Quarto escuro

Fevereiro é um mês tenso para mim.
Junho é um mês de encontro.
Agosto é um mês de confronto.
E o resto do ano de autêntico recolhimento.
Cada mês do ano serve no entanto, e apesar das características próprias, para me conhecer e conhecer o meu quarto escuro, aquele quarto de gladiadores mentais.
Resolvi escrever sobre isto num esforço de superação porque desejo que qualquer tensão me sirva para resolver questões e não para me bloquear num enredo complexo demais.
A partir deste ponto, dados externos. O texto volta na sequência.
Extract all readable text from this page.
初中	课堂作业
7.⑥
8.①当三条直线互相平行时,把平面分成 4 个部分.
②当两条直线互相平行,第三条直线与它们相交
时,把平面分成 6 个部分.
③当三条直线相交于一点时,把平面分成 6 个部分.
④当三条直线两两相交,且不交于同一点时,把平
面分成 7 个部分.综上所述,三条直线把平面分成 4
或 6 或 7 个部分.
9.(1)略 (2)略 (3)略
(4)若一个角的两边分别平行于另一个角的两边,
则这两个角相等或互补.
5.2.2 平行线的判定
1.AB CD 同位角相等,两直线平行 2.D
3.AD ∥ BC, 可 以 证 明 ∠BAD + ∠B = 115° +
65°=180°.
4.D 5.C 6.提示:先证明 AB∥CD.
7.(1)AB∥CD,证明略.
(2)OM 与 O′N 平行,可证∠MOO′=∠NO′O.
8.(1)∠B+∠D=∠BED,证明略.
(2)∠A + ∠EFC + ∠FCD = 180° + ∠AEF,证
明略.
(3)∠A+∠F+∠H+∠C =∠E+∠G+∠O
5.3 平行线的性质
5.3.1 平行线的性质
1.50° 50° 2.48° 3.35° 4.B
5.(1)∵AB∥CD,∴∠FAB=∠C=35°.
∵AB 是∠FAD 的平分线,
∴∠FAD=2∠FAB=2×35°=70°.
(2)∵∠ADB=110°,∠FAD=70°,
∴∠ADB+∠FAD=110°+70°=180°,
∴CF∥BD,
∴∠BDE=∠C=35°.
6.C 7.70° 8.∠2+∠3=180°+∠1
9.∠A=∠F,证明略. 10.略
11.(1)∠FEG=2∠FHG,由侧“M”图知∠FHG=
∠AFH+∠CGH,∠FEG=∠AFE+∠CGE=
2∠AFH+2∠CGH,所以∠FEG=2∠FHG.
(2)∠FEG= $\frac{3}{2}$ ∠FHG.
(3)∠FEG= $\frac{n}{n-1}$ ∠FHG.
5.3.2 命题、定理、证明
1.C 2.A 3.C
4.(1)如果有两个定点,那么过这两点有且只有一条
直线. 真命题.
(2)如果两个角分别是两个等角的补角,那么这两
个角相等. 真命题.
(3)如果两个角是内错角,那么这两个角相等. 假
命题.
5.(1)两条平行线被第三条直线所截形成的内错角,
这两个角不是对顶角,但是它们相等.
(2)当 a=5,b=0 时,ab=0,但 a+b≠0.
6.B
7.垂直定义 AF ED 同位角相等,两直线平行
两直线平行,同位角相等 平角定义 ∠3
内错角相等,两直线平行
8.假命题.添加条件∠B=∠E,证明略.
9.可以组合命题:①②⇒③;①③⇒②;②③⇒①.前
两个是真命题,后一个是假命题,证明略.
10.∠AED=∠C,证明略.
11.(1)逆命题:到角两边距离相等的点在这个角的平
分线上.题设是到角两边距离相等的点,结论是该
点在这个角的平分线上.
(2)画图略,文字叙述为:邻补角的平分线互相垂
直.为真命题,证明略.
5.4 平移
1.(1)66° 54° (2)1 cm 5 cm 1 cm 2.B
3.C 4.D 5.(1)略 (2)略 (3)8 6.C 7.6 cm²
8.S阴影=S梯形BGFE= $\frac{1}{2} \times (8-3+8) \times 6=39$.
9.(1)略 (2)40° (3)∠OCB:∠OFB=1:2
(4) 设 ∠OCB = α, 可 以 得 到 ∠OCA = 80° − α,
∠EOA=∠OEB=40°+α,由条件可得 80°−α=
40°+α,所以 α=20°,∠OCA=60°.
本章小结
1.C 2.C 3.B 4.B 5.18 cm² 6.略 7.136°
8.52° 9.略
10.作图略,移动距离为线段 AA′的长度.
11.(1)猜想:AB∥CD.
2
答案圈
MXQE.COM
Sei de onde vem o conflito. Sei quais os gatilhos. Sei o que me desperta para um escorrega de confronto. O convite ideal é mergulhar nesse lodo mas ter todo o cuidado para não me afogar. Também é certo que posso limitar-me a fugir. Já o fiz. Já tentei. Não resultou. O que não resolvemos, persegue-nos. Ok. Não fujo mais.
Sou uma pessoa conflituosa. Nem sempre manifesto isto exteriormente. O meu vulcão rebenta por dentro. Aprendi com o tempo a colocar um sorriso amarelo enquanto a lava ia escorrendo pelas minhas veias. Das poucas vezes que consegue chegar à superfície, manifesta-se fora de tempo. Ando assim, fora de tempo; o que digo agora mas devia ter dito antes, ou o que devia ter feito mas não fiz e hoje acho que não faz mais sentido tentar fazer. Assumir quem sou, percebo então, passa por assumir o que é no tempo em que é. Há um momento para tudo e se perco a carruagem, fico apeada.
Isto faz-me questionar o porquê? Por que me custa tanto assumir o que sinto, e como vejo as coisas? Por que ainda me dói a minha imagem apesar de todo o trabalho já realizado? Por que insisto que sejam os outros a validarem-me quando no fundo sei que a validação só pode vir de dentro?
Ou seja, se sei qualquer coisa, por que será que este qualquer coisa não me faz não sentir da forma que sinto, e não me ver da forma como me vejo?
A resposta está no meu quarto escuro. O quarto que me acompanha desde sempre, mas do qual fujo. Onde tenho as minhas memórias e lembranças. Onde deixei histórias e ideias de criança que já há muito tempo deviam ter sido ultrapassadas. Talvez, no fundo, nunca tenha deixado de ser criança e seja a criança que ainda chora e se lamenta e recusa a ceder o seu lugar à mulher adulta.
Meras especulações sobre a origem. A origem, essa origem que ignoro!
É o momento do mergulho, com ou sem braçadeiras. Reencontrar-me, fazer as pazes com esse ser que me habita e perdoar a seguir todas as outras pessoas a quem responsabilizei em tempos pelo que sempre foi da minha inteira responsabilidade.
Se há algo que peço à vida é coragem para fazer o processo e tentar uma, duas, três vezes, todas as vezes que forem necessárias porque na vida, e quando se trata da nossa paz de espírito, nenhuma tentativa é demasiado.